The work is an oil painting on paper mounted on canvas and it measures 72.5 × 54.5 cm. It is in the Albright–Knox Art Gallery, Buffalo, New York.

==Background==
Between 1896 and 1901, Matisse's painting had progressed from the subdued tones of his earliest works to an intense colorism that prefigured the Fauvism to come. In 1896 and 1897 he had traveled to Brittany, where the Australian painter John Russell encouraged him to paint en plein air. Through Russell he met Camille Pissarro, whose influence was decisive in making a colorist of Matisse. In 1898 he traveled to London, where he studied the works of J. M. W. Turner; then, after a year spent in Corsica and Toulouse, he returned to Paris, where the startling boldness of his work was admired by other young artists. His paintings found few buyers, however, and his wife, Amélie, had to open a dress shop to support their household.

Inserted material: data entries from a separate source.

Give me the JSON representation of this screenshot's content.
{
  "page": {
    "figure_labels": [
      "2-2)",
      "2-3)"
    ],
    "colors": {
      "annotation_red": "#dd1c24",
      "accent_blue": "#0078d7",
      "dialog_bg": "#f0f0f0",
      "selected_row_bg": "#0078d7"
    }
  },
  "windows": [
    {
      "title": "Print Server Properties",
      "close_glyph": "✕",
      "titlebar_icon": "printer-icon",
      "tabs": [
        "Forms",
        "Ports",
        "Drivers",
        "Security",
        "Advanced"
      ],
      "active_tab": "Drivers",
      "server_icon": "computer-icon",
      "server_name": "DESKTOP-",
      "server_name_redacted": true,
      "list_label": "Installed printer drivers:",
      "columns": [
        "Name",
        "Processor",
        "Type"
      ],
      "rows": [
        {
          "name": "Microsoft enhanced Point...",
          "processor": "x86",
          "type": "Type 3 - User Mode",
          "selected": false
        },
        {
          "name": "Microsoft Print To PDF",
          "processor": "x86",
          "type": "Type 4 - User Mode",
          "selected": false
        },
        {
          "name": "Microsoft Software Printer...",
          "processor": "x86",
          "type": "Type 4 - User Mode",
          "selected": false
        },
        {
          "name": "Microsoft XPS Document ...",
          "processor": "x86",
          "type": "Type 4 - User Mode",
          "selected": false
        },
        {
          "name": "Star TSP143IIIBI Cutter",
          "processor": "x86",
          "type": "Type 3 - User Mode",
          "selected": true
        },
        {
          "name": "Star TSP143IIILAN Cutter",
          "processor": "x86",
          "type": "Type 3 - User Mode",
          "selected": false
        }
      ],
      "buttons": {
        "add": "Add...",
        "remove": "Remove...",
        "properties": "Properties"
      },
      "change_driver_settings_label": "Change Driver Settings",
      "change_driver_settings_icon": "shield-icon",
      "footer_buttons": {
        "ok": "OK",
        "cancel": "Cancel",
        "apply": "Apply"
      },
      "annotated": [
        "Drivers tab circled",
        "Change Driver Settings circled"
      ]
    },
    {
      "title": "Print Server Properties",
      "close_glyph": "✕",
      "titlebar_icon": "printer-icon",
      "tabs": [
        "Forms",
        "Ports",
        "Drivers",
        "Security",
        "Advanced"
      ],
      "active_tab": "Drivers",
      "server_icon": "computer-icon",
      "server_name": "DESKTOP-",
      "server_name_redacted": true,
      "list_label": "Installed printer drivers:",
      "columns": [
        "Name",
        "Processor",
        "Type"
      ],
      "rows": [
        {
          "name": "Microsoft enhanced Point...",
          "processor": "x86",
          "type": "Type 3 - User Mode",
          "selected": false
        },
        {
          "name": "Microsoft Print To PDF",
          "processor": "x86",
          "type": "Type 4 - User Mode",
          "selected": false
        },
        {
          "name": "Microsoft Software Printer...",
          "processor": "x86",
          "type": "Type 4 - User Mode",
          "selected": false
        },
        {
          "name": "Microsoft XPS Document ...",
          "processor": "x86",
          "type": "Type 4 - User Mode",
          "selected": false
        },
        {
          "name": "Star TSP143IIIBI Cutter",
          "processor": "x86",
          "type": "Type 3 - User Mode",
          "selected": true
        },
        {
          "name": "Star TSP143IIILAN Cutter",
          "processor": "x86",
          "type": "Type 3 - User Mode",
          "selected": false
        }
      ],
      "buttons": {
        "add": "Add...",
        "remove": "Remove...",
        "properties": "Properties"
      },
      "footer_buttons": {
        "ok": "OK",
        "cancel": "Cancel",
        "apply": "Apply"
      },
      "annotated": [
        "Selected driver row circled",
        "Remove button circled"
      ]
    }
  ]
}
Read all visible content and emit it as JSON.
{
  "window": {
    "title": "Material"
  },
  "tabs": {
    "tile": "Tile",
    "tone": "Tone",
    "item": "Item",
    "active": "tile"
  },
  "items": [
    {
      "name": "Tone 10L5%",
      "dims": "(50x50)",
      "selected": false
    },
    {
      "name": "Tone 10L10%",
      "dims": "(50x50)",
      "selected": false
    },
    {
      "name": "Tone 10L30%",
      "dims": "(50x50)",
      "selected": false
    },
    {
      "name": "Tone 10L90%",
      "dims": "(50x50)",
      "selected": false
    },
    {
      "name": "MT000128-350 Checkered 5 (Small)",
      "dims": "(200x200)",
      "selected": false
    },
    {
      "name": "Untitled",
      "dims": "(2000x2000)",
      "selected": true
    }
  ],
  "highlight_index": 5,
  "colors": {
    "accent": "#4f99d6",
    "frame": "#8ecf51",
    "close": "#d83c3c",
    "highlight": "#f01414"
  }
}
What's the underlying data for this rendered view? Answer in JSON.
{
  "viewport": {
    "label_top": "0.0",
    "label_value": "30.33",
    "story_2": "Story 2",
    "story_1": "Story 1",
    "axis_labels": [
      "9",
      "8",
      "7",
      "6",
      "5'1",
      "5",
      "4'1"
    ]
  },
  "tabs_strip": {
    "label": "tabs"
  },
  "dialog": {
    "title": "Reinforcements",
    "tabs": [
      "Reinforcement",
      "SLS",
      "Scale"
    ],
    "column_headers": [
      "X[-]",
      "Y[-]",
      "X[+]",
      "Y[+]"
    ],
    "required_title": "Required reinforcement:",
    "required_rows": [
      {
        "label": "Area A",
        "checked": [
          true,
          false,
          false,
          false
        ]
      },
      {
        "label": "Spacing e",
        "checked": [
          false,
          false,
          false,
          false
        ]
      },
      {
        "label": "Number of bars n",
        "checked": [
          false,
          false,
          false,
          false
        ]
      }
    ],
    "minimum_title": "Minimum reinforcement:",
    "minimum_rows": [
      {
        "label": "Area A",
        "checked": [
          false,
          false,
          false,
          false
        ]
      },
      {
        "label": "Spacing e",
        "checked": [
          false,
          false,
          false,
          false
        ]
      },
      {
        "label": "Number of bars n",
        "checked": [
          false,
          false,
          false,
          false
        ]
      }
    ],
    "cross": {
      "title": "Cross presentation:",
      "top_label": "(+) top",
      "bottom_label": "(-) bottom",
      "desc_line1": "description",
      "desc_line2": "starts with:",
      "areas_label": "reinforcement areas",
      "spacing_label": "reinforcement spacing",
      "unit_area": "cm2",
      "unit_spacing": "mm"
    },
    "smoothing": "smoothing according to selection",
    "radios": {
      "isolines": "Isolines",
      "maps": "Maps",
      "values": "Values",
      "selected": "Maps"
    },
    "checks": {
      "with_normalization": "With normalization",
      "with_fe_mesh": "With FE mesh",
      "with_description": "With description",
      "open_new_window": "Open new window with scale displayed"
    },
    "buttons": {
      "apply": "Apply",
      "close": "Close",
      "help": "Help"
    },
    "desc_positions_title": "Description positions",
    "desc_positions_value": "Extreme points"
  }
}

In May 1902 a major financial scandal, the Humbert Affair, unexpectedly ensnared Amélie's family. Her mother (who was the Humbert family's housekeeper) and father became scapegoats in the scandal; as a result, Matisse was forced to spend much of his time during the next year dealing with lawyers and journalists. His studio was searched by detectives, and his wife's family was menaced by angry mobs of fraud victims. According to art historian Hilary Spurling, "their public exposure, followed by the arrest of his father-in-law, left Matisse as the sole breadwinner for an extended family of seven. This is why he switched to painting canvases that were at least potentially saleable".

Inspired by Rodin and Barye, Matisse struggled to master volume in sculpture as well as in painting. He darkened his palette, with the results seen in the present work, and in such paintings as Carmelina (1903, in the Museum of Fine Arts, Boston).